Daniel Shawul wrote:For me, a draw score is not worth much without knowing why the position is drawn. "I looked this position up in a multi-gigabyte file, and it says it's a draw" isn't a very useful explanation. I haven't looked at Timman's study, but because it's composed by a human, I suppose it is possible for a human player without the help of a computer to find the solution. If my program fails to solve such a problem, and I understood the solution, I would try to identify what knowledge my program is missing and add it to my search or evaluation function. This is harder work than simply adding tablebases, but also much more valuable: I may end up dicsovering principles and evaluation rules which can be applied to a wider range of positions with a bigger number of pieces, and I may improve my own chess knowledge at the same time.
For the engine which is about to lose the endgame,knowing about draw score is as good as a win.
Endgame studies are focused on deriving rules that are useful for _humans_ to improve their endgame
play. If you insist on knowing how the WDL is arrived , you should use DTM tablebases.
That doesn't really tell much about how the WDL is arrived. A gazillion of positions, variations and DTM counts have no interest whatsoever to me, unless the results in it can be formulated in terms of some higher-level rules.
You can't program most of what is found by some KD technique from tabelbases to benefit the engine,
especially _not so in the evaluation function_, as you seem to suggest.

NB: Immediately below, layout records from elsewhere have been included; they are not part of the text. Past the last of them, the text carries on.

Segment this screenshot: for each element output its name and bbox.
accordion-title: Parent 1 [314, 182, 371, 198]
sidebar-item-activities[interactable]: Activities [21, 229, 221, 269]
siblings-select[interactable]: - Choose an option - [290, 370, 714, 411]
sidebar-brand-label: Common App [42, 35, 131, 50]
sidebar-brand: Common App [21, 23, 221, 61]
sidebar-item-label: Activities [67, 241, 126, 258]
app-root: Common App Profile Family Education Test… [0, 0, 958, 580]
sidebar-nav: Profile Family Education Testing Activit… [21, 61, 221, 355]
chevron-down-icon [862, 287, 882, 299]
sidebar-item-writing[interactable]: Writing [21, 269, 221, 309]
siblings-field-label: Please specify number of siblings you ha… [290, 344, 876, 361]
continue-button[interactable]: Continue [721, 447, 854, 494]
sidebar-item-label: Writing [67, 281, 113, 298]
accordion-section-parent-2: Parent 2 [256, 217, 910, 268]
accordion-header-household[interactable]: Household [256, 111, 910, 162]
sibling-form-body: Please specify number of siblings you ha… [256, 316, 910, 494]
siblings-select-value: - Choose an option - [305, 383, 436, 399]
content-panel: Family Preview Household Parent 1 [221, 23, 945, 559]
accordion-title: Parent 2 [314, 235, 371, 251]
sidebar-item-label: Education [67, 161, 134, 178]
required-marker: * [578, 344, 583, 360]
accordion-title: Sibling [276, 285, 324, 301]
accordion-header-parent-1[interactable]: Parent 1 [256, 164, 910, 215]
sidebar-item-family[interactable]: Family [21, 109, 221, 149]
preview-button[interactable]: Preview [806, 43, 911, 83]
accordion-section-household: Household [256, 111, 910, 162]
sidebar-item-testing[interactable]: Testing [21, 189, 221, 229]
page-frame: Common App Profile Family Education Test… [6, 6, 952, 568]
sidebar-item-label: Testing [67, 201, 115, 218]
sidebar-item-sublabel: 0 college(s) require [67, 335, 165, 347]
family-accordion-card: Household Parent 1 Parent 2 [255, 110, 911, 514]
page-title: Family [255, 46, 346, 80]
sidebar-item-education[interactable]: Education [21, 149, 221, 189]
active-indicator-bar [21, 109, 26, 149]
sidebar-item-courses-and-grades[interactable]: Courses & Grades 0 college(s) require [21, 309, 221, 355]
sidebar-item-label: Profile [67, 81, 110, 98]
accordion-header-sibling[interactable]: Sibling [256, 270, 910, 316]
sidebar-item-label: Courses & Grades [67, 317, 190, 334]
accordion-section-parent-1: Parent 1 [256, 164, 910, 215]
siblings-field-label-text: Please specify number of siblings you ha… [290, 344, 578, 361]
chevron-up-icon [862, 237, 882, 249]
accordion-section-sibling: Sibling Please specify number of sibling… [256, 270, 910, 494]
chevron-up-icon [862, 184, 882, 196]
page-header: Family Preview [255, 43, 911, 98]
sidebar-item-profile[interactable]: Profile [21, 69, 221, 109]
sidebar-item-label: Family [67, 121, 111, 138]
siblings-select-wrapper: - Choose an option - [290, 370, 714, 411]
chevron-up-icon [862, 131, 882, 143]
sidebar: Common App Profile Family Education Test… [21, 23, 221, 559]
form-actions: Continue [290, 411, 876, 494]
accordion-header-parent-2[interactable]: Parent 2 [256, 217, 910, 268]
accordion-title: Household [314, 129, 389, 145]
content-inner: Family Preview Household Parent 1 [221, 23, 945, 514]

I've found that you often can, and you reap the benefits even in endgames with a bigger number of pieces. Here's my favorite example from Glaurung's admittedly rather crude endgame evaluation code:
[d]8/8/8/3kq3/8/5R2/6P1/6K1 w - -
All engines using 5-piece tablebases or bitbases will instantly recognize this position as a draw, as will Glaurung. Add a white pawn on b2, however, and most programs using tablebases will think that black is winning. Playing black, they will avoid capturing the b2 pawn as long as possible, because they see that the resulting position is a tablebase draw. Glaurung, using a few lines of extremely simple endgame knowledge, recognizes that the position is still a draw.
The eval already has a good enough
predictor for the final result, so to improve it you need to do more than
weights or whatever.
Yes, but I am not talking about weights, but about new heuristics and patterns.
Most of the moves involve maneuvers (tactical) that just can't be programmed there.
Ok may be you can for some endgames with 5 or less pieces, but it is impossible for most 5 piece and
above endgames without using some sort of search. Most of what is stored in bitbases are _exceptions_, the
rest are really compressed well. Those difficult positions are for humans to discover and enjoy themselves
with. My point being, the tbs are large because they have to. That ofcourse depends on what kind of information
you want from it.
My point is that the exceptions caused by purely tactical maneuvers are not interesting. We can't learn anything from such positions, neither in terms of chess, AI or computer science in general. Because they are basically won, lost or drawn just by random chance, they can't give us any valuable knowledge.
I may end up discovering principles and evaluation rules which can be applied to a wider range of positions with a bigger number of pieces,
and I may improve my own chess knowledge at the same time.
Yes you may, but not something that would be useful for your engine.
For instance how do you program the KBBKN mate in 78 to your engine
so that it would benefit from it.
I don't have any tablebases installed on my machine, but when I have let Glaurung play against non-EGTB opponents, it has usually managed to win KBBKN endgames, IIRC. My evaluation function for this endgame is very simple, but seems to work well: The attacking side tries to keep his king close to the defending side's king, to drive the defending king towards edges and corners, and to keep the defending side's king and knight far away from each other.
Even for the much simpler KBNK we have to use some table along with _search_ to drive the king to corners. Even with that my engine used to fail mating kbnk! Most of these involve manuevers which are caught with search , and if you have to do search you loose the whole point of having bitbases.
I don't see how you can mate in KBNK without a search with bitbases. All the bitbase can tell you is that the positions where either the bishop or the knight is not captured within a move or two are won for the stronger side. How do you use this information to find a mate?
I think just blindly using tablebases as giant lookup tables during the search is quite ugly and stuipd, and likely to be counter-productive in the long run. The right way to use them is probably as a testbed for high-level evaluation routines, or even for generating new high-level endgame heuristics programmatically. Using genetic programming to develop endgame evaluators using tablebase positions as a test suite would be a very interesting project, for instance.
GAs use weighing factors to give you an approximate eval.
But I wasn't talking about genetic
algorithms, but about genetic
programming. Once again, it is not about adjusting weights, but about discovering completely new heuristics, patterns and algorithms.
By the way, in my previous posts in this thread, I have mainly been talking about tablebases, not about bitbases. I find bitbases a lot more interesting than tablebases.